Customs Minister Casey Costello has since told media the reason for the surge in seizures is that excise increases breached a threshold, creating a big price differential. Health researchers have called that explanation straight out of the tobacco industry playbook.

Then there’s the enforcement gap this government left wide open. It took until May 2026, more than two years after the repeal, for Customs, police and the health sector to even be combined into a single Illicit Tobacco Action Group. By the time that group carried out its first major operation this week, arresting five people and seizing 1.378 million cigarettes across Rotorua, Waikato and Auckland, investigators found the network they broke up had been actively recruiting more retailers to expand. National had years of warning and years of rising seizure data. It moved only once the numbers had become impossible to ignore.

None of this is abstract. Modelling of the repealed legislation found it would have cut smoking deaths by 1,170 within ten years and by 8,150 within twenty, including 2,811 fewer deaths among Māori, who continue to carry a wildly disproportionate share of this country's smoking harm. Every one of those numbers represents a New Zealander whose death this government could have prevented.

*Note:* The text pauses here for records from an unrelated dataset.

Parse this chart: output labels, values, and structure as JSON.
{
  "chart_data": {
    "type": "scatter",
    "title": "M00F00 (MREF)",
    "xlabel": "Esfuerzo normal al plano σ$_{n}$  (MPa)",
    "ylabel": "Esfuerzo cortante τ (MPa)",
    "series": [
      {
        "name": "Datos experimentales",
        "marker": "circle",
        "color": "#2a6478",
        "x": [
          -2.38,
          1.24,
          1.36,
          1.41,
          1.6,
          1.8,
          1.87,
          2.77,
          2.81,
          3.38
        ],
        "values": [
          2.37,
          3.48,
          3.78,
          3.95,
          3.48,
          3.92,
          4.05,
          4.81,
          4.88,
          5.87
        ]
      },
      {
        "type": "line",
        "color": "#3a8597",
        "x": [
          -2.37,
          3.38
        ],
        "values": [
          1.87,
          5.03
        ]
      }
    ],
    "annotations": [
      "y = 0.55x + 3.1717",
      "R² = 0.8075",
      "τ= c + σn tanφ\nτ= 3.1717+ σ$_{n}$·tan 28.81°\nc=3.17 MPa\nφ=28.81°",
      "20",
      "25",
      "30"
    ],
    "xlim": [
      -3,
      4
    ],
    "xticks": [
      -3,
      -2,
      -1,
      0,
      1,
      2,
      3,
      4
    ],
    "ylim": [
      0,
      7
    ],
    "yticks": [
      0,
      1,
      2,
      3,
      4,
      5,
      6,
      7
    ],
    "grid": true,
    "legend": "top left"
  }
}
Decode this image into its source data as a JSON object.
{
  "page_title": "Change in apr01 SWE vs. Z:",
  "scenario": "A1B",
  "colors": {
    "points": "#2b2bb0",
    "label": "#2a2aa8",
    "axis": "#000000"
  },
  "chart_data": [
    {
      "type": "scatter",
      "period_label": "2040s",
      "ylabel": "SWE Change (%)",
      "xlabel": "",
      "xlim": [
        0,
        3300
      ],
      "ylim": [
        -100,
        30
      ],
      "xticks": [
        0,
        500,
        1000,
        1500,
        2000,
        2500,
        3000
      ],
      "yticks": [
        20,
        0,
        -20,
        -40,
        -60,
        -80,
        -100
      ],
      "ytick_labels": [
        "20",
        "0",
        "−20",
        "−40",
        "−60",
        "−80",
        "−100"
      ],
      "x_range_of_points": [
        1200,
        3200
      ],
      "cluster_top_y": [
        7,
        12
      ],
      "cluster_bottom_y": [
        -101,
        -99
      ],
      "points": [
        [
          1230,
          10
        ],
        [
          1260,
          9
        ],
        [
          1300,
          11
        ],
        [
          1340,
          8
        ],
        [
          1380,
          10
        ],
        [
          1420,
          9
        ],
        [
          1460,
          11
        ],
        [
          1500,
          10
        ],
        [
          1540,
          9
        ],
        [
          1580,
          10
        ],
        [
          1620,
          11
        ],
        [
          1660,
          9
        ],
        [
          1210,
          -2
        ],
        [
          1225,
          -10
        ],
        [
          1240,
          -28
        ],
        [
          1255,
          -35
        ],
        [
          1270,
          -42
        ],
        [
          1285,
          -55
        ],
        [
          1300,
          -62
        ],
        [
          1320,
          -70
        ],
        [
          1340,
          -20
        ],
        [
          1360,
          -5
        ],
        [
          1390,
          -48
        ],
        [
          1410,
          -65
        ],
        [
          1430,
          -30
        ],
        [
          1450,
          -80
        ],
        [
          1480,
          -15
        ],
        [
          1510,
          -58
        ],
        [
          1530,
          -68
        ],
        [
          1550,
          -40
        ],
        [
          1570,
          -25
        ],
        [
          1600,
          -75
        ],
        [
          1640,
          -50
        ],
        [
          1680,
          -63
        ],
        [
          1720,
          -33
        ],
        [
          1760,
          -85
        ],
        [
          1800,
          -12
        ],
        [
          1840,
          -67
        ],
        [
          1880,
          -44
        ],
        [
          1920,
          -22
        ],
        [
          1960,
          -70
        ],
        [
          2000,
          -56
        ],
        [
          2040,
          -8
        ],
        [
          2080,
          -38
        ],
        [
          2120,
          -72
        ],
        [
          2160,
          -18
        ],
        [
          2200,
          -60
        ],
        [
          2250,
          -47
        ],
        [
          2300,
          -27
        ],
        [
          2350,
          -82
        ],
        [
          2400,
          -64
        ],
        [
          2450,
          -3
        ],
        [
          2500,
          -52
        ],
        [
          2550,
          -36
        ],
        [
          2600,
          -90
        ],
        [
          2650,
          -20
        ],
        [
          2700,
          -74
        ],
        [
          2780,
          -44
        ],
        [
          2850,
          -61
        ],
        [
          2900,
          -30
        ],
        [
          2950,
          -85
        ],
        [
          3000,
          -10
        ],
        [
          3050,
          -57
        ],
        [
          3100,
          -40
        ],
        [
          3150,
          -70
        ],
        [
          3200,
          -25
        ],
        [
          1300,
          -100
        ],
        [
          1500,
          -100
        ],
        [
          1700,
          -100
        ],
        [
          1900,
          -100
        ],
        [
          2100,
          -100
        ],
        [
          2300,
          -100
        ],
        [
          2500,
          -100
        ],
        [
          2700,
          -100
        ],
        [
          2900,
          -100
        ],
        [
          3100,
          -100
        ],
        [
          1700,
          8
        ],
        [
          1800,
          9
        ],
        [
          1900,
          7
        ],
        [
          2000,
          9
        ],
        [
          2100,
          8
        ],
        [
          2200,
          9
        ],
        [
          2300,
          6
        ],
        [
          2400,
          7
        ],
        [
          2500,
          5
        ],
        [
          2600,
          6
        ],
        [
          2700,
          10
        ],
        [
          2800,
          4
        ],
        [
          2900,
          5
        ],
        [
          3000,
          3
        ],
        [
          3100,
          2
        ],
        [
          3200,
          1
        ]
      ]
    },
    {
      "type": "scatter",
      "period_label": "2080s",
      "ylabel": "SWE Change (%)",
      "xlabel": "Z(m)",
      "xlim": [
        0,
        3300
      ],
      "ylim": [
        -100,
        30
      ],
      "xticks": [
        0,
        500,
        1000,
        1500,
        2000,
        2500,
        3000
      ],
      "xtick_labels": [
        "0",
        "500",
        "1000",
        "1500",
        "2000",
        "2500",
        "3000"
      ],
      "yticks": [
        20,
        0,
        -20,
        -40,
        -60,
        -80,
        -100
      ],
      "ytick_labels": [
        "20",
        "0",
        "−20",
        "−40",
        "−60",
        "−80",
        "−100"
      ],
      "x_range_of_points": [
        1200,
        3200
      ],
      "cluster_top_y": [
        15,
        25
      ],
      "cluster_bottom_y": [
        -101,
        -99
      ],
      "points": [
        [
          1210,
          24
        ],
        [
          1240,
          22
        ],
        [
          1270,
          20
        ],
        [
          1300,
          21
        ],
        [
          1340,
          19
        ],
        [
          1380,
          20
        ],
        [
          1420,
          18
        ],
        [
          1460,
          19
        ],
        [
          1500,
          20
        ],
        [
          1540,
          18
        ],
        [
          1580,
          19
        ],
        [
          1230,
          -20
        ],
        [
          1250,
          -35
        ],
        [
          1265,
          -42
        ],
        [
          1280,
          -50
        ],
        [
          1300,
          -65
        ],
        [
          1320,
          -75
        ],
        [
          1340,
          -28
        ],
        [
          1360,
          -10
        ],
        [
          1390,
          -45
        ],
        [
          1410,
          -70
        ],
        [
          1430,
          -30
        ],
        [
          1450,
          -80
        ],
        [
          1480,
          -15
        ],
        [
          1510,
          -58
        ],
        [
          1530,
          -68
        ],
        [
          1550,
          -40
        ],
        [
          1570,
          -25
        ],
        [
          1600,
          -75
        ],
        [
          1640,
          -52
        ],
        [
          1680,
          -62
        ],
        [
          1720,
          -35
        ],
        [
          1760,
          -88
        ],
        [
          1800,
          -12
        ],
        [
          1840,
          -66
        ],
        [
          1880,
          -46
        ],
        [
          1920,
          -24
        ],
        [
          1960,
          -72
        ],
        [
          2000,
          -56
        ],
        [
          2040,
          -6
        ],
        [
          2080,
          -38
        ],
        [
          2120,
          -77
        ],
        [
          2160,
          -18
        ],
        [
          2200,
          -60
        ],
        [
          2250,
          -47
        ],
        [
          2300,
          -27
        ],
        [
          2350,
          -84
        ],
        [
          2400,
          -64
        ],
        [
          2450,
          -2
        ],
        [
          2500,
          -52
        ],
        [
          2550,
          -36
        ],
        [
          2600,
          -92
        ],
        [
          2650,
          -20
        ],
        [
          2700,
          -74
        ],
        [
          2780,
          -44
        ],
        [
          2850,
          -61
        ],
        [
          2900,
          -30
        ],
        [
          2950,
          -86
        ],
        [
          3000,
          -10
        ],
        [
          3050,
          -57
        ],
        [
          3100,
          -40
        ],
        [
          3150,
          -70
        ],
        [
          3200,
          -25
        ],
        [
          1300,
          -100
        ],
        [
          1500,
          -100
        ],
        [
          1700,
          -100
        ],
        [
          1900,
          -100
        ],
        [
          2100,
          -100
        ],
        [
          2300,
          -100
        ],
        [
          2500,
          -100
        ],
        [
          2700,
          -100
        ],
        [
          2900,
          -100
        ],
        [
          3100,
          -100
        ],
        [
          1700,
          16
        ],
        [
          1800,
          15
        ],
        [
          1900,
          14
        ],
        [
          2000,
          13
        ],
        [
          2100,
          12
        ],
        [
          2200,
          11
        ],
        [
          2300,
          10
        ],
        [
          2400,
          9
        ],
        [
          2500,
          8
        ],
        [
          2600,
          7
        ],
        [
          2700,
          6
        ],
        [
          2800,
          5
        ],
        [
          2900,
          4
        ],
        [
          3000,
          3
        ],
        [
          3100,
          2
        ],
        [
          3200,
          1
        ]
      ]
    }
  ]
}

The Cancer Society estimated that within the first hundred days of the coalition alone, roughly 585 New Zealanders would die from tobacco related cancer, a toll the repealed law was specifically designed to start bringing down.

As Otago University public health researcher Andrew Waa put it at the time, one death from this toxic product is one too many. Health Coalition Aotearoa co-chair Boyd Swinburn was blunter still, accusing the coalition of putting the profits of the tobacco industry ahead of the health of New Zealanders.

Back in November 2023, RNZ reported:

Smokefree legislation would have driven cigarette black market - Christopher Luxon

Luxon told Morning Report there were "some practical issues" with the amendments to legislation passed last year that National, ACT and New Zealand First disagreed with, such as reducing the number of retailers that could sell tobacco.

The amendments, parts of which are yet to come into force, would also have created a generation of young New Zealanders who would never legally be able to buy cigarettes.

"To say that actually, you can concentrate all that distribution in a few shops and you have one smoke shop in one small town in New Zealand, you can't not tell me that will be a massive target for ramraids and crime; there will be an increased black market - an untaxed black market - for cigarette smokes," he said.


This isn't a government that got the settings wrong through incompetence. It repealed a law on the advice of arguments that mirrored tobacco industry submissions almost word for word, funded partly by a tax break that happened to suit Philip Morris, and then took two and a half years to build an enforcement response to the entirely predictable consequences. The illicit market didn't grow despite National's choices. It grew because of them.

Luxon promised that repealing the law would prevent a black market in tobacco products. Instead he built one, funded the industry driving it, and let it run largely unchecked while people, disproportionately Māori, kept dying of a disease this country was on track to end.